The ISM services survey covers an array of industries including utilities, retailing, health care and finance that make up almost 90 percent of the economy. It also factors in construction and agriculture.

New orders

The ISM’s measure of new orders among non-manufacturing industries surged to 64.9 in July, the highest since August 2005, from 61.2 the prior month. The group’s employment gauge advanced to a six-month high of 56 from 54.4.

The business activity measure, which parallels the ISM’s factory production gauge, increased to 62.4, the strongest reading since February 2011, from 57.5 in June. A measure of prices paid fell to 60.9 from 61.2.

Hilton Worldwide Inc. is among service providers indicating gains in demand will extend into 2015. Hilton reported Aug. 1 that sales climbed to $2.67 billion in the second quarter from $2.38 billion in the same period last year. Net income climbed 24 percent from a year earlier, to 21 cents a share.

“We remain optimistic heading into the back half of the year,” Christopher Nassetta, chief executive officer of the McLean, Va.-based hotel and resort manager, said on an earnings call. “The setup for next year feels terrific – really, really strong.”

Factory optimism

Factories are also growing more upbeat. The ISM’s manufacturing index, released last week, climbed in July to 57.1, the highest since April 2011, from 55.3 a month earlier. Orders and production expanded at their fastest paces of the year, helped by increases in purchases of automobiles and business equipment.

“This is clearly a nice bump,” Bradley Holcomb, the ISM survey chairman, said on a conference call with reporters. “It’s representative of the new orders stream that keeps coming in, and anticipation of more of the same as we go forward.”

Cars and light trucks sold last month at a 16.4 million annualized rate after a 16.9 million pace in June that was the fastest in almost eight years, according to data from Ward’s Automotive Group.

Labor-market gains also are helping spur demand even as wage growth remains sluggish. Employers added 209,000 jobs in July, Labor Department data showed last week. It marked the sixth month of 200,000-plus payroll additions, the longest such period since 1997.

Jobless rate

The improving conditions drew more job seekers into the labor force, pushing the unemployment rate up to 6.2 percent from 6.1 percent a month earlier.

At the same time, the report showed average hourly earnings were little changed at $24.45 in July and increased 2 percent over the previous 12 months.
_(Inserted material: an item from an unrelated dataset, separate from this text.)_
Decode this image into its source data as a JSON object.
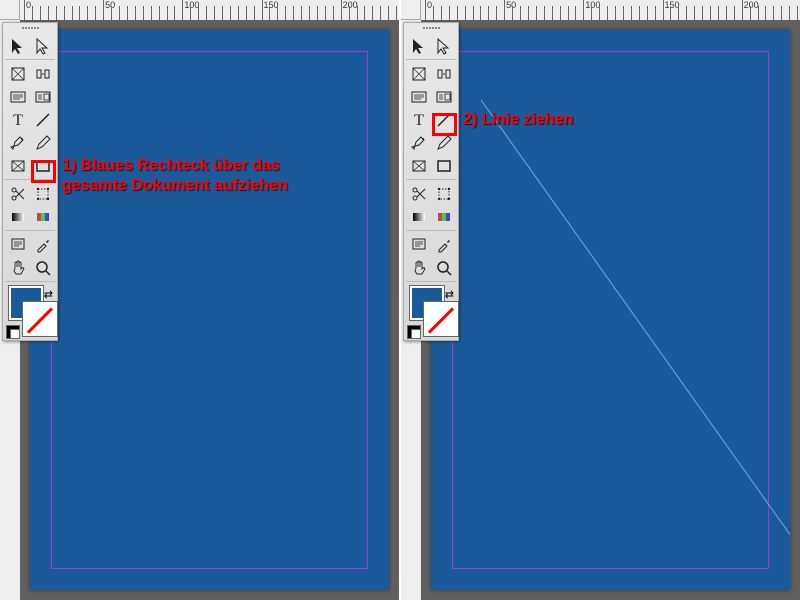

A dashboard of indicators that Federal Reserve Chair Janet Yellen has said she monitors in order to gauge labor market health shows two-thirds of the measures still short of their pre-recession levels. The share of jobless Americans who have been out of work for 27 weeks or longer and the portion of the working-age population that’s in the labor force are among the underperforming components.

The overall progress has allowed Fed policy makers to further reduce their bond-buying while keeping interest rates at record lows. The Federal Open Market Committee announced last week that it would trim monthly asset purchases by $10 billion, to $25 billion. The central bankers repeated that they’re likely to reduce purchases in “further measured steps” and keep interest rates low for a “considerable time” after ending them.